Figure 2.

Comparative bioinformatic analysis of RACK1 homologs in Saccharomyces cerevisiae (ScAsc1), Homo sapiens (HsRACK1), and Plasmodium falciparum (PfRACK1) homologs.A, sequence alignment of yeast Asc1, human RACK1, and Plasmodium falciparum RACK1 amino acid sequences generated by Clustal Omega. The SS_Pred is the secondary structure prediction using MPI Bioinformatics toolkit Quick2D tool. Arrows: beta strands. Arrows represent beta strands, with heads pointing from the N-terminal to C-terminal direction showing the orientation of the beta strand in the β-propeller.
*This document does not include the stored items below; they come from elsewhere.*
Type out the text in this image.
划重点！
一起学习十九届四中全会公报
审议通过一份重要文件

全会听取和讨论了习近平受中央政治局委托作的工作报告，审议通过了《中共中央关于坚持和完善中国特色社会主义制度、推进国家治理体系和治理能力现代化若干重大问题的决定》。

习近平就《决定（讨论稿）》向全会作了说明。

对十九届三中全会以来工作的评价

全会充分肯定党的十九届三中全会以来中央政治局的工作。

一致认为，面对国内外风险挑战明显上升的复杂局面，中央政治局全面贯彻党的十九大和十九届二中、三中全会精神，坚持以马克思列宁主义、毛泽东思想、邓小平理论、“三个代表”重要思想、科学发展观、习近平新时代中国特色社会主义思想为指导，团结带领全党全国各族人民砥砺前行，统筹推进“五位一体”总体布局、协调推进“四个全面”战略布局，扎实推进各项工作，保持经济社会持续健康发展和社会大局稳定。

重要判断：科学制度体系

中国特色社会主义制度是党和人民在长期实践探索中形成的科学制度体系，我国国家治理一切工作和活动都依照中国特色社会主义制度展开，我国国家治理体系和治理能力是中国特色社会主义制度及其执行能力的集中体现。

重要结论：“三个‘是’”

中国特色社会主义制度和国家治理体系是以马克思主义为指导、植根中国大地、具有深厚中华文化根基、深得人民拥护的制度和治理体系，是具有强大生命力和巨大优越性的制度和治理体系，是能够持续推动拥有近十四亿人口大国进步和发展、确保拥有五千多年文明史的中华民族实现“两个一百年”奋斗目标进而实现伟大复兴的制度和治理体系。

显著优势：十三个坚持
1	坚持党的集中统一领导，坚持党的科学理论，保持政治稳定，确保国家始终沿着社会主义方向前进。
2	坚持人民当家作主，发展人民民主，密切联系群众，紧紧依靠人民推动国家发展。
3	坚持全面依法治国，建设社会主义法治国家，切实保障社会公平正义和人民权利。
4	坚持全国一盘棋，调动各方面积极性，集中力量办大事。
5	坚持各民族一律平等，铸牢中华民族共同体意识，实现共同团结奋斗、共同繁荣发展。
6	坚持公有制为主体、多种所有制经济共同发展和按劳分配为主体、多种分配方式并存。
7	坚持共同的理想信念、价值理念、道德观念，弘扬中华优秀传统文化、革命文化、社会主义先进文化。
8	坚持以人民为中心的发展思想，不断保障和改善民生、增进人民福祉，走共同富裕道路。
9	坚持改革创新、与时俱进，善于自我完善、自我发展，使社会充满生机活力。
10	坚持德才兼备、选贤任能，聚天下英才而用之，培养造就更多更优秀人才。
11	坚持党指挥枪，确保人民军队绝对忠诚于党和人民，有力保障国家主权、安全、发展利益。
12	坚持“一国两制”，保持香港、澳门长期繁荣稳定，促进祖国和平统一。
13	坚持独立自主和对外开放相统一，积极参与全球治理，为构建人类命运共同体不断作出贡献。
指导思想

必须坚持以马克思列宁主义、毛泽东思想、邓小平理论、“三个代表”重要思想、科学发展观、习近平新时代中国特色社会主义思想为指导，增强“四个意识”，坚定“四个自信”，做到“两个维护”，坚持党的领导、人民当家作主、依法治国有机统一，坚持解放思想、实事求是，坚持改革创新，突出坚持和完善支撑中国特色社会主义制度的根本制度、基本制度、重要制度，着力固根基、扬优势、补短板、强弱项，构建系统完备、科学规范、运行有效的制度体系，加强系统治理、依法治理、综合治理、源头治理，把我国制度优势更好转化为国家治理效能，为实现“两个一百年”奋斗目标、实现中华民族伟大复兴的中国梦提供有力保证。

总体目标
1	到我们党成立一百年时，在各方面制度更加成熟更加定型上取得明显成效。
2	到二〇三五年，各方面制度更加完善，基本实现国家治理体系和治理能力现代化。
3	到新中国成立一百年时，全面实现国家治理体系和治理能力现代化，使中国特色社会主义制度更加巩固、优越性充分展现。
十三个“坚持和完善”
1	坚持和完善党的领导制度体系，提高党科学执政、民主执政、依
Dotted lines represent loops found between beta strands where gray notates solvent-facing loops and blue indicates ribosome-facing loops. Chimera (χ): proteins generated by region exchanged between human and parasite RACK1 proteins shown in solid blue lines. RDK→DDE mutant is indicated in blue text and blue dashed line. Clustal Omega consensus symbols: Asterisks (∗) indicates fully conserved residue. Colon (:) indicates conservation between residues of strongly similar properties (approximation of > 0.5 in the Gonnet PAM 250 matrix). Period (.) indicates conservation between residues of weakly similar properties (approximation of =< 0.5 and > 0 in the Gonnet PAM 250 matrix). B and C, a SWISS-MODEL generated de novo model of PfRACK1 displaying (B) chimeric region and (C) variable regions in blue. Left: Ribosome-facing surface. Right: 25-degree rotation. RACK1, receptor for activated C-kinase 1.